Fair enough. However, the lack of data may indicate simply that there is too little information, rather than the conclusion that supplements do not help. I do not believe the medical community has yet tested adequately the impacts of combined strategies to address dementia over time. It appears likely that Alzheimer’s disease and other dementias develop over periods of time, and that multiple therapies, over time, may be needed.
At 69, and over a number of years, I use moderate-strenuous consistent exercise, a plant-based diet, and cognitive activity, with the following supplements: multi-vitamin, fish oil, turmeric, CoQ10 and vitamins C, D and E. My research indicates this has potential to help. My physician agrees none of this will hurt me. My father was diagnosed with Alzheimer’s. Since testing lags and is understandably expensive, why shouldn’t people trust their own research to try to head off this horrible disease?
I agree even though scientists can’t prove supplements helpful, they may still be helpful. I also agree that multiple interventions may have a more beneficial effect than just one, and that testing multiple different types of regimens is difficult, expensive and time-consuming. However, unless a person has an unusual dedication to pure research, it is very difficult to be objective when looking at the confusing mass of conflicting research in these supplements. To take just one, omega-3 fish oil, there are no randomized controlled trials showing a benefit in preventing dementia, and a study combining three trials that studied the impact of omega-3 supplementation on cognitive performance found no effect of treatment after six to 40 months of supplementation.
Ultimately, it comes down to a balance of potential benefits against potential harms.

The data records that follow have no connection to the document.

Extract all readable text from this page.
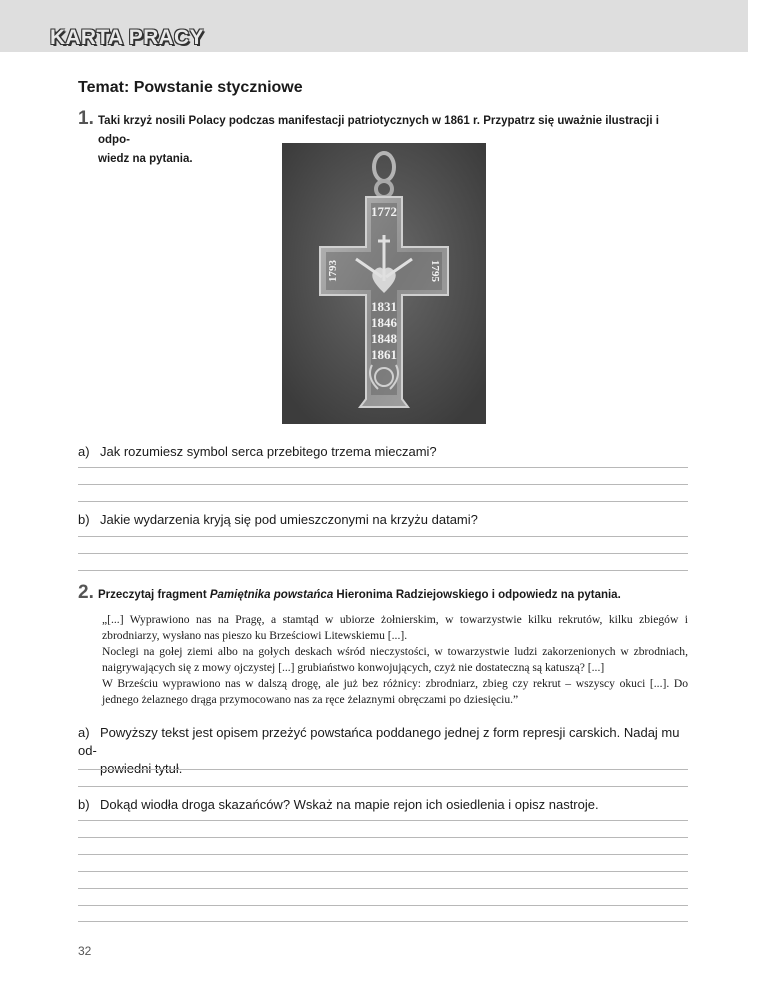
KARTA PRACY
Temat: Powstanie styczniowe
1. Taki krzyż nosili Polacy podczas manifestacji patriotycznych w 1861 r. Przypatrz się uważnie ilustracji i odpo-
wiedz na pytania.
1772
1793	1795
1831
1846
1848
1861
a) Jak rozumiesz symbol serca przebitego trzema mieczami?
b) Jakie wydarzenia kryją się pod umieszczonymi na krzyżu datami?
2. Przeczytaj fragment Pamiętnika powstańca Hieronima Radziejowskiego i odpowiedz na pytania.

„[...] Wyprawiono nas na Pragę, a stamtąd w ubiorze żołnierskim, w towarzystwie kilku rekrutów, kilku zbiegów i zbrodniarzy, wysłano nas pieszo ku Brześciowi Litewskiemu [...].

Noclegi na gołej ziemi albo na gołych deskach wśród nieczystości, w towarzystwie ludzi zakorzenionych w zbrodniach, naigrywających się z mowy ojczystej [...] grubiaństwo konwojujących, czyż nie dostateczną są katuszą? [...]

W Brześciu wyprawiono nas w dalszą drogę, ale już bez różnicy: zbrodniarz, zbieg czy rekrut – wszyscy okuci [...]. Do jednego żelaznego drąga przymocowano nas za ręce żelaznymi obręczami po dziesięciu.”

a) Powyższy tekst jest opisem przeżyć powstańca poddanego jednej z form represji carskich. Nadaj mu od-
powiedni tytuł.
b) Dokąd wiodła droga skazańców? Wskaż na mapie rejon ich osiedlenia i opisz nastroje.
32
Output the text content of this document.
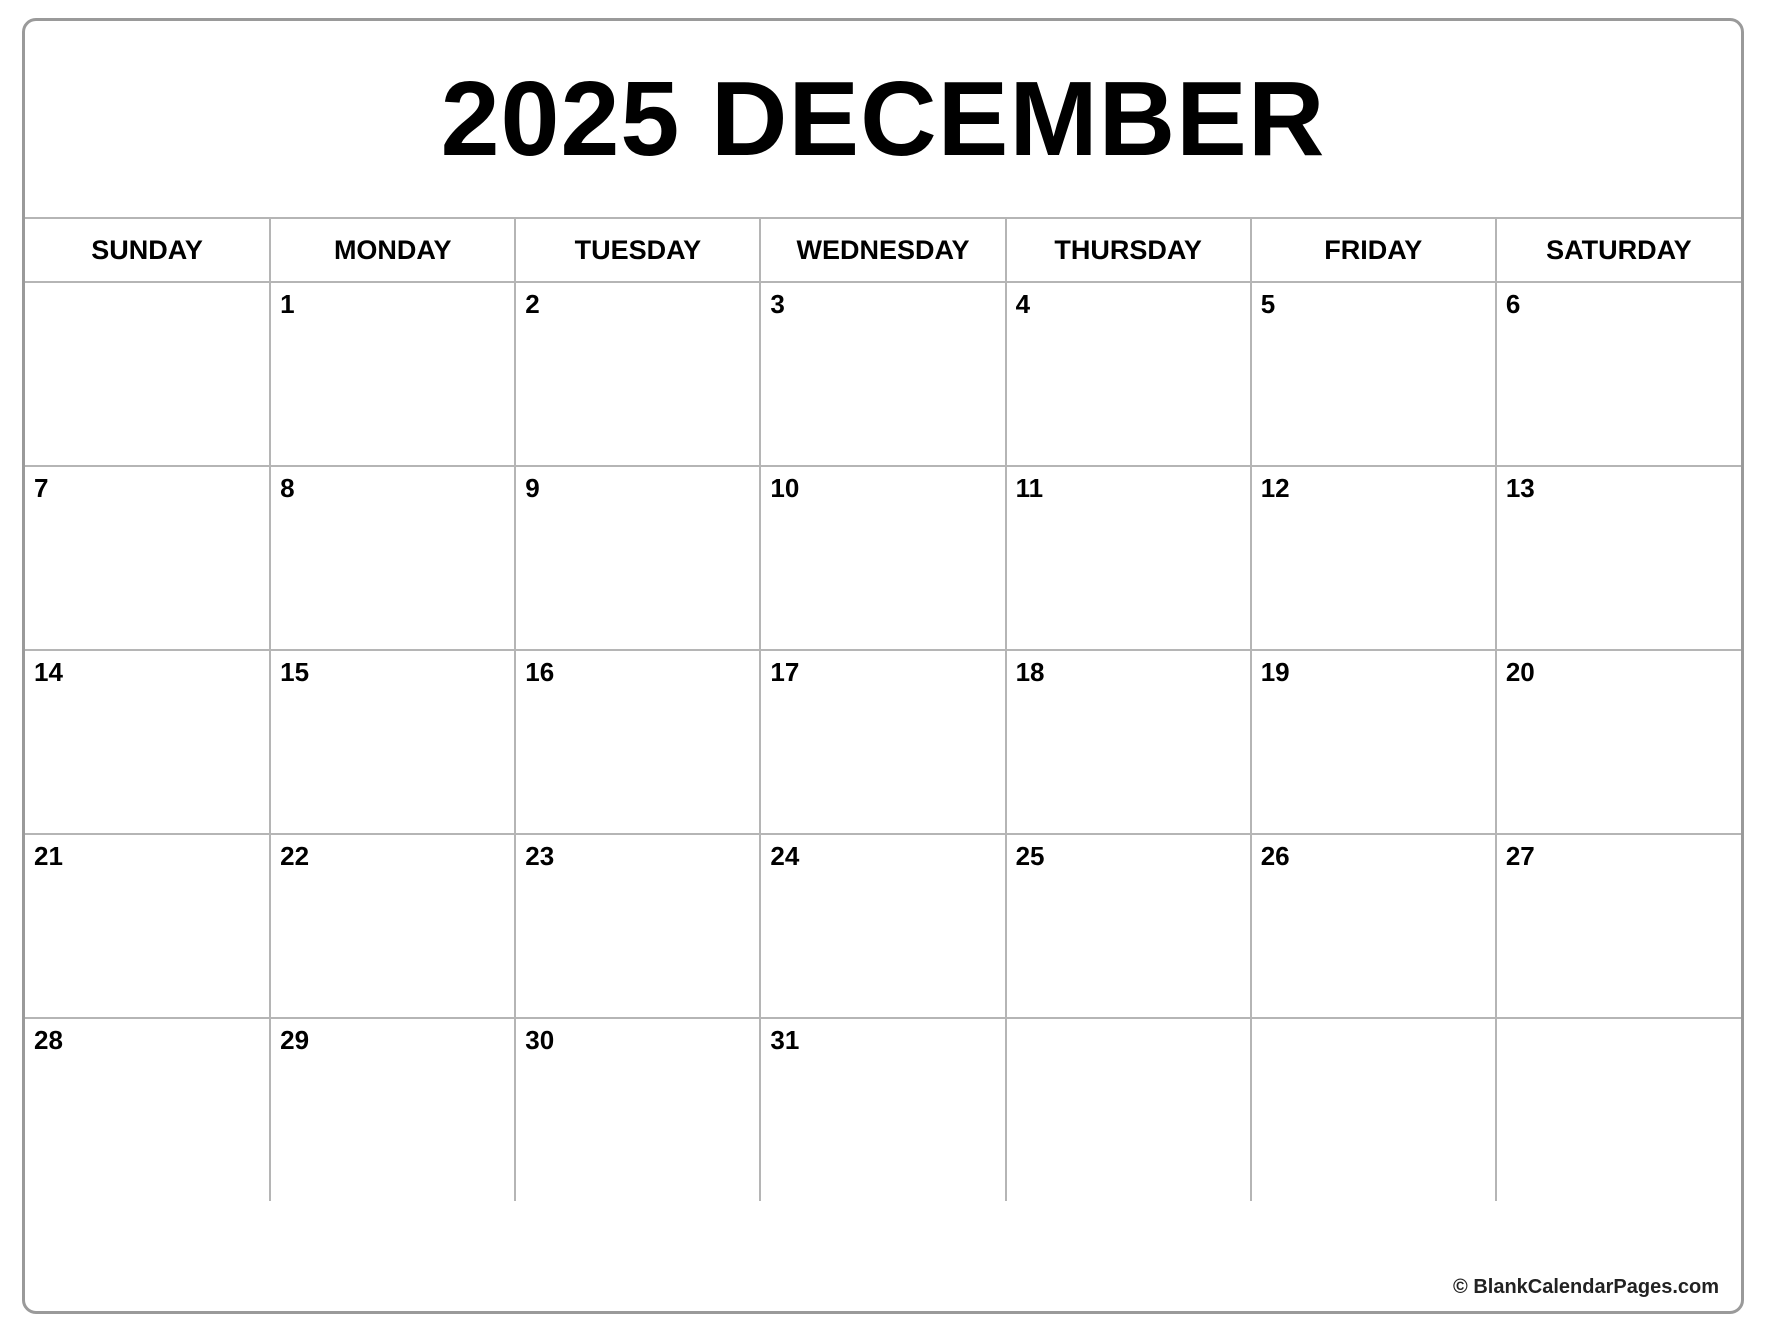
2025 DECEMBER
SUNDAY	MONDAY	TUESDAY	WEDNESDAY	THURSDAY	FRIDAY	SATURDAY

	1	2	3	4	5	6

7	8	9	10	11	12	13

14	15	16	17	18	19	20

21	22	23	24	25	26	27

28	29	30	31			

© BlankCalendarPages.com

Of all the supplements you named, none is likely to cause much harm — with an exception being vitamin E in smokers having a possible and small increase in risk for lung cancer. There may also be an increased risk for prostate cancer. With some potential for benefit, and small potential for harm, the major downside is likely to be financial.
However, the original column was not about these well-studied and low-cost supplements, but about highly advertised supplements costing $30-$50 per month with no good research to back their claims. It makes me angry that vulnerable people can be misled into thinking these products have been proven useful, when they have not.
Dr. Roach writes: A recent column invited readers to comment on whether they would want to know about minuscule risks for cancer — such as in the appendix that had to be removed anyway. About half of those who wrote me said they would want to know ANY risk, while the other half would not want to know if there was nothing to do about it until the diagnosis was made. Interestingly, all the physicians who wrote in agreed that warning patients of rare possibilities would cause more harm than good. The one attorney who wrote in felt it was “imperative that the physician alert the patient to possible cancer while tests are pending” for medical-legal reasons.
As always, I appreciate the responses.